Suaranya pecah karena marah dan sedih ketika dia berbicara tentang tetangganya – dan matanya berkaca-kaca.
“Ini tidak adil,” katanya, “sama sekali tidak adil. Kami tahu orang-orangnya. Mereka lahir di sini. Saya bersumpah, saya lebih baik mati bersama mereka.
Sepuluh hari yang lalu, kami melihat penampakan di daerah Kristen dekat perbatasan.
Seorang perempuan setempat – yang meminta untuk tidak disebutkan namanya – mengatakan kepada saya bahwa semua orang hidup dalam kegelisahan.

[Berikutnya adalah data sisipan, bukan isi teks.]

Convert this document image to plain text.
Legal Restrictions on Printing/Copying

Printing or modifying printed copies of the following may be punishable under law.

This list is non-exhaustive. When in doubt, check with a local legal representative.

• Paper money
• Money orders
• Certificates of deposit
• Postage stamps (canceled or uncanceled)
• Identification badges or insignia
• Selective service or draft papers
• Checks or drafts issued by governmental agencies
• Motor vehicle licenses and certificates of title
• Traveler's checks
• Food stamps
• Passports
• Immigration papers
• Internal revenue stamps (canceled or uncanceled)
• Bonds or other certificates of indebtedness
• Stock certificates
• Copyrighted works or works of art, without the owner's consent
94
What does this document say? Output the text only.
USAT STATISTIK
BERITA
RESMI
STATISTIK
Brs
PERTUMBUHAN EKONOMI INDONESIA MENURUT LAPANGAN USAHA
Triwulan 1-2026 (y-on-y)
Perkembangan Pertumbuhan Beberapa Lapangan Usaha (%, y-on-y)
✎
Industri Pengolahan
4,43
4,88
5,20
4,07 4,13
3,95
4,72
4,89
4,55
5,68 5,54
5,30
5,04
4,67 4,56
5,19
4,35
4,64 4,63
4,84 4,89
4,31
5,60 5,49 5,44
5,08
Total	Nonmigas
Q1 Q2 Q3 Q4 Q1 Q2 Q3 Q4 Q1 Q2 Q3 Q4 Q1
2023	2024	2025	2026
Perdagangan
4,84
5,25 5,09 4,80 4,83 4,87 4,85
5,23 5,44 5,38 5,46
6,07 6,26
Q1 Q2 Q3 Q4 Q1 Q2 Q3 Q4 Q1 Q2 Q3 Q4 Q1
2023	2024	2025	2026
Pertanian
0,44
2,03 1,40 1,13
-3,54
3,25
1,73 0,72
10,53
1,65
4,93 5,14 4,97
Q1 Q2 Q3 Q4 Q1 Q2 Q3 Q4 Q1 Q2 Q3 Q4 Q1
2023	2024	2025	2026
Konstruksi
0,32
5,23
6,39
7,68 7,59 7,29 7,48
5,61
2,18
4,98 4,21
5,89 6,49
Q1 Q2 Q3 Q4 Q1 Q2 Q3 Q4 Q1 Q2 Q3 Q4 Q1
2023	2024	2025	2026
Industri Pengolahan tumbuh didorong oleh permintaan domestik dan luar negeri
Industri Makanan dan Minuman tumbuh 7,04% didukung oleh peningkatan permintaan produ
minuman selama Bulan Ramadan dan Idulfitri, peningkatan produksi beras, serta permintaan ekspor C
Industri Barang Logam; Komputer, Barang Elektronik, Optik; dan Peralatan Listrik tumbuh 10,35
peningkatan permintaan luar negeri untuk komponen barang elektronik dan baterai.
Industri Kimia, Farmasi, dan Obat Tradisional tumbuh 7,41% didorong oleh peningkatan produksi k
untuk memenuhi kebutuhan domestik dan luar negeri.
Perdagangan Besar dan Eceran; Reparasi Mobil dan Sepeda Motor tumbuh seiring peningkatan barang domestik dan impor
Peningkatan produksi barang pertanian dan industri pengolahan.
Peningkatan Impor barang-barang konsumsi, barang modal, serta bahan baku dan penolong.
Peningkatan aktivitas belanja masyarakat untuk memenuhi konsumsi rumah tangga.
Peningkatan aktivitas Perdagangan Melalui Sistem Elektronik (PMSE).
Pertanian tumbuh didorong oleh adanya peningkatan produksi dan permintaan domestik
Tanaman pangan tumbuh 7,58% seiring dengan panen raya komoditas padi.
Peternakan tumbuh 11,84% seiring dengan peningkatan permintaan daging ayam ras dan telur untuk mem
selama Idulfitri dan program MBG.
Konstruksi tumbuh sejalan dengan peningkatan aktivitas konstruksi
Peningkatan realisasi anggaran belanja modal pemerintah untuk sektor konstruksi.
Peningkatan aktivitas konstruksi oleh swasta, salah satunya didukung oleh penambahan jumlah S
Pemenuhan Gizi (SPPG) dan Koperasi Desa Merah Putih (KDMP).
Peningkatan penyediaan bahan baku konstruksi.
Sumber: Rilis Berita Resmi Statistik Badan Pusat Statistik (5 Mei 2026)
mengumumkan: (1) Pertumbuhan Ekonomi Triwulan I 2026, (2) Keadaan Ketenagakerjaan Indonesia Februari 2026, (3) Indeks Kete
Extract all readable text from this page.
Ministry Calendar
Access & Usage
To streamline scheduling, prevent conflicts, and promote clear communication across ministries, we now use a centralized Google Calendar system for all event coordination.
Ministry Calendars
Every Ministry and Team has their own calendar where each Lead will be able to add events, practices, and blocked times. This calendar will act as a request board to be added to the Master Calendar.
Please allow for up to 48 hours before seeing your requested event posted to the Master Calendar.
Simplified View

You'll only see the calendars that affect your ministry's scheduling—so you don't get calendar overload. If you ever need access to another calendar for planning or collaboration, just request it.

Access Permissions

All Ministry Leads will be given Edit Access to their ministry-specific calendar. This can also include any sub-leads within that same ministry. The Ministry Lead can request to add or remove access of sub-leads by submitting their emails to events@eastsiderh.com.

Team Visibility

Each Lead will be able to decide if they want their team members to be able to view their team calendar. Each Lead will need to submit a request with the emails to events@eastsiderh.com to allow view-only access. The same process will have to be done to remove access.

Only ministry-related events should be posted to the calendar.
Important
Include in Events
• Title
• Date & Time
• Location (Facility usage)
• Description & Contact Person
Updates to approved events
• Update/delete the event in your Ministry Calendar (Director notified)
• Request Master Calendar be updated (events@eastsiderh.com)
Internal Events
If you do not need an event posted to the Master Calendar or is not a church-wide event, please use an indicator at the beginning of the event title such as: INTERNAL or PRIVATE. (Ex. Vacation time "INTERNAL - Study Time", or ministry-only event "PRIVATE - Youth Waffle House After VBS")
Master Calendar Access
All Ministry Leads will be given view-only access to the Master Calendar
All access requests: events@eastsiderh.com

“Telepon berbunyi bip terus-menerus,” katanya. “Kita tidak pernah tahu kapan serangan (Israel) akan datang. Selalu tegang. Banyak malam kami tidak bisa tidur.
Kami disela oleh suara serangan udara Israel, yang menyebabkan asap mengepul dari perbukitan di kejauhan.
Dia menyebutkan daftar desa-desa di dekat perbatasan – yang sekarang sepi dan hancur – setelah terjadi baku tembak antara Hizbullah dan Israel tahun lalu.
Kerusakan di wilayah ini sudah jauh lebih besar dibandingkan perang lima minggu pada tahun 2006, katanya. “Jika orang ingin kembali lagi nanti,” katanya, “tidak ada rumah untuk kembali lagi.”
“Dan tidak ada rumah yang tidak kehilangan kerabatnya,” katanya, “dekat atau jauh. Semua laki-laki adalah Hizbullah.”
Sebelum perang, katanya kepada saya, kelompok bersenjata tersebut selalu “membual tentang senjatanya dan mengatakan akan berperang melawan Israel selamanya.” “Secara pribadi, bahkan pengikut mereka kini terkejut dengan kualitas dan kuantitas serangan yang dilakukan Israel.”
Di sini hanya sedikit yang berani meramalkan masa depan. “Kami memasuki sebuah terowongan, dan hingga saat ini kami tidak dapat melihat cahayanya,” katanya.
Dari Tel Aviv, Teheran, hingga Washington, tidak ada yang bisa mengatakan dengan pasti apa yang akan terjadi selanjutnya dan seperti apa Timur Tengah sehari setelahnya.